Define and Be Accountable for Real Outcomes

Partnerships must establish clear, community-focused objectives and outcomes and be held accountable to the community, CEOs, government officials, and funders. “We have to collectively force ourselves to be focused on real outcomes that are reflections of whether or not our work is improving health, and we have to honestly look ourselves in the mirror if the outcomes aren’t changing,” says Khaldun.

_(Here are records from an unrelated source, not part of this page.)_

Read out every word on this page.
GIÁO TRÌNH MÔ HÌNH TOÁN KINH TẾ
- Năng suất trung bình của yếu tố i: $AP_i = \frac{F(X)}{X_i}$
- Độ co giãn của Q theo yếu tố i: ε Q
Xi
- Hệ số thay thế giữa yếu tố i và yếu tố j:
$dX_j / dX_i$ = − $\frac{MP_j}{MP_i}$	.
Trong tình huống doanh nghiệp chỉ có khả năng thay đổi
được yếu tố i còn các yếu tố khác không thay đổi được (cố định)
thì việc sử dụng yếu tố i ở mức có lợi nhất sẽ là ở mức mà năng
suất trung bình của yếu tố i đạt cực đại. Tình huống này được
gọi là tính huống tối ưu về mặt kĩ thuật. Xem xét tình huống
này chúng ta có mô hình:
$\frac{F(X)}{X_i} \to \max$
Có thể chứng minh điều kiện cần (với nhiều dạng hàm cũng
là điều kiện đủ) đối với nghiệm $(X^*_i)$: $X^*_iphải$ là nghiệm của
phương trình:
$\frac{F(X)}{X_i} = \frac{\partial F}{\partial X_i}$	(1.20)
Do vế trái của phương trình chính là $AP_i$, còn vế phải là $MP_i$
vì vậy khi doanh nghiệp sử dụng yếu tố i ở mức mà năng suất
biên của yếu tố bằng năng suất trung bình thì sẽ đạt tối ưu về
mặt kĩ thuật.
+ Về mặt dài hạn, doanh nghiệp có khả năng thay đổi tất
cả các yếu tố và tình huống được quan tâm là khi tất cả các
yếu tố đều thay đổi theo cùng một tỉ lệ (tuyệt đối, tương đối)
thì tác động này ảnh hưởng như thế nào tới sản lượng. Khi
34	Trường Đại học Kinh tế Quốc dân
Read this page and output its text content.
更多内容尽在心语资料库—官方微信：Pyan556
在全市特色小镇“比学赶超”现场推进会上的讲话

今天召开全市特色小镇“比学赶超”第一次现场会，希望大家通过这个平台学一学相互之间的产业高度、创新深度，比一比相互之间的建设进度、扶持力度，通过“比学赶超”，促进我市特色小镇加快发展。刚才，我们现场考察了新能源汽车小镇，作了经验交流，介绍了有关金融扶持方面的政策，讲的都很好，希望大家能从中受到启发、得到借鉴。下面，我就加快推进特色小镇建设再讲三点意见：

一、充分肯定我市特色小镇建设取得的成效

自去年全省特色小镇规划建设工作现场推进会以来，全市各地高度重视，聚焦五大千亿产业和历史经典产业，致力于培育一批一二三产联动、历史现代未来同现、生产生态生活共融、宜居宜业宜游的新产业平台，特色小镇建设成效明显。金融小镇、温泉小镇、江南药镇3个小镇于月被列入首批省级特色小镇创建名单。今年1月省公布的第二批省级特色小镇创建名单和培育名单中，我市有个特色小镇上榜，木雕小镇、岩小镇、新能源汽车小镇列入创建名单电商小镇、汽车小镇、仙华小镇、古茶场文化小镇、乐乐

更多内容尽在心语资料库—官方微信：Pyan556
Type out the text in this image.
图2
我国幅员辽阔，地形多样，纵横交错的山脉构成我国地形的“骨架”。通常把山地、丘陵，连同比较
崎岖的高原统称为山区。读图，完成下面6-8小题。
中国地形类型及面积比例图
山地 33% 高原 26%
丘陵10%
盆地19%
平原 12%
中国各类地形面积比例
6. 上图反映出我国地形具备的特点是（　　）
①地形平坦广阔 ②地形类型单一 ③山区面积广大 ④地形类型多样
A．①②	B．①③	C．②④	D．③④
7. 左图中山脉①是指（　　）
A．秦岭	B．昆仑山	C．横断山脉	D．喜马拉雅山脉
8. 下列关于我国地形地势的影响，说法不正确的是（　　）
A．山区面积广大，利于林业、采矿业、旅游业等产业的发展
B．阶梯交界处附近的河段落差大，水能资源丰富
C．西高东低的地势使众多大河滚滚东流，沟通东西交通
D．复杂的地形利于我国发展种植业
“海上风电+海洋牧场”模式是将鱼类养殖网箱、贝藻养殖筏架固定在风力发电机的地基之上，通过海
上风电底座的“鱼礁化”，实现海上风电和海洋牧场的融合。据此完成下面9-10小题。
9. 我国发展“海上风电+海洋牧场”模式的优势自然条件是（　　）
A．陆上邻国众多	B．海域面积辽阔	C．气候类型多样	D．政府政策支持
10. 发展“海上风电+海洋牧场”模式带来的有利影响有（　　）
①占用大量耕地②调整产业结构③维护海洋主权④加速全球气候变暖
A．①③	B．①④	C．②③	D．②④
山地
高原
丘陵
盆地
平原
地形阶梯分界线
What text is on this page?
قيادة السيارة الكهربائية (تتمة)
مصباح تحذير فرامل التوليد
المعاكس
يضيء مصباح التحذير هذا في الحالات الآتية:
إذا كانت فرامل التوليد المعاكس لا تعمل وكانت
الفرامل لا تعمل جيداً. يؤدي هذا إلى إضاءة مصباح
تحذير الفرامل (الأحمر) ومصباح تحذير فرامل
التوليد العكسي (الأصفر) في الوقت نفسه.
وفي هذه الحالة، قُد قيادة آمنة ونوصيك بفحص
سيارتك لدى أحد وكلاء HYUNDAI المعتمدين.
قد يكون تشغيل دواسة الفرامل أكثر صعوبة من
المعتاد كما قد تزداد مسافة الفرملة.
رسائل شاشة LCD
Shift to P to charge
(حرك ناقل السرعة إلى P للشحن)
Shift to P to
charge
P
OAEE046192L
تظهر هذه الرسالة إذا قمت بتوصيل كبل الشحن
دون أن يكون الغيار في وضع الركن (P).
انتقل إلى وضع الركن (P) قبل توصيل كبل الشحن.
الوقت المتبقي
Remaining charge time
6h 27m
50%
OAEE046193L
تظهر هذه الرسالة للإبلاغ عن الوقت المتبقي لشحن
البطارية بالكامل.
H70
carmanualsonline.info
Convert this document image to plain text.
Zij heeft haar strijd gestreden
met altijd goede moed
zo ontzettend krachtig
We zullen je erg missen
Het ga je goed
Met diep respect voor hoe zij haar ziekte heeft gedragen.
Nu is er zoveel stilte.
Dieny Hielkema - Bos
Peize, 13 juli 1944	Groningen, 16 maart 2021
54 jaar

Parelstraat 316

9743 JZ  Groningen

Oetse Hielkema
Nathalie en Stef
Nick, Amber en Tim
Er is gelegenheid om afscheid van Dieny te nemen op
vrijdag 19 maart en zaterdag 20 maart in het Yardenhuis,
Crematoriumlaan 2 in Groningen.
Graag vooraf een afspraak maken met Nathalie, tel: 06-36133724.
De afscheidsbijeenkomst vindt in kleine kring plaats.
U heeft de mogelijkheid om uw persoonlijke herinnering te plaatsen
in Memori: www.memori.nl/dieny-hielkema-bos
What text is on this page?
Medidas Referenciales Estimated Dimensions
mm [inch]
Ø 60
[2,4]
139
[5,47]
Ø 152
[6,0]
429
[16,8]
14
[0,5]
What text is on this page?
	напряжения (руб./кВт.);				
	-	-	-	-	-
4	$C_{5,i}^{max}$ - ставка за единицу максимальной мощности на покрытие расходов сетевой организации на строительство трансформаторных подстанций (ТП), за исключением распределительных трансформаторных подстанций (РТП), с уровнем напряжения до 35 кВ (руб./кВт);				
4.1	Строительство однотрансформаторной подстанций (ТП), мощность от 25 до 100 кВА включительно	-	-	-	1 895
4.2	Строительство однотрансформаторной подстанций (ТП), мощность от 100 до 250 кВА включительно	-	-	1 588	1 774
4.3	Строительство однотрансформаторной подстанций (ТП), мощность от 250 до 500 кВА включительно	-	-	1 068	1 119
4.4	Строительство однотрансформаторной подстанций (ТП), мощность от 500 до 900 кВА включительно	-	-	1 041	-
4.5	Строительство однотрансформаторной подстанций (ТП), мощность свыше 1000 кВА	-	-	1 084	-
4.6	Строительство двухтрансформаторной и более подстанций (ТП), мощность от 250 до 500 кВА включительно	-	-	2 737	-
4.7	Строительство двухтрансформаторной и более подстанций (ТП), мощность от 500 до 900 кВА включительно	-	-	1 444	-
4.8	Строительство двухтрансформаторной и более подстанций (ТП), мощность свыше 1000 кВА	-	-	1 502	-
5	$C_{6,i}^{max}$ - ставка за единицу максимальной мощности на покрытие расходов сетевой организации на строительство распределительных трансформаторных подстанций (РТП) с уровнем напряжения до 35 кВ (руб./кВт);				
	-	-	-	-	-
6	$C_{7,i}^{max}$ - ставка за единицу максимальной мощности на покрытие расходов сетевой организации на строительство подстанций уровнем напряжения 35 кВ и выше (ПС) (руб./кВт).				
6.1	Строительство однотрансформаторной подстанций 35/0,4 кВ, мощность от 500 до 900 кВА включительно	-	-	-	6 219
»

“What if the true outcome we were all held accountable to was whether or not the community’s health was better? What if reimbursement to hospitals and doctors was withheld if the broader community’s health did not improve, regardless if a small, private project or research study had positive results, or a clinic saw its targeted number of patients who had the recommended hemoglobin A1C? What if funders no longer funded siloed programs that did not show real impact?” Khaldun asks.

“There is no winning in community health if the community’s health does not improve, and that means having some honest conversations about true outcomes and metrics, tracking progress, and making tough decisions about how we continue to strive and grow together to improve health.”

“There is a lot of great work going on and we’ve made a lot of progress,” Khaldun says. “But until we are able to break down those barriers and biases that inhibit true inclusivity, and hold ourselves accountable to real outcomes, we will never reach our true potential: an imperative to improve community health, which is why we all went into health care in the first place.”

From the NEJM Catalyst event Essentials of High-Performing Organizations, held at the University of Michigan’s Institute for Healthcare Policy and Innovation, July 25, 2018.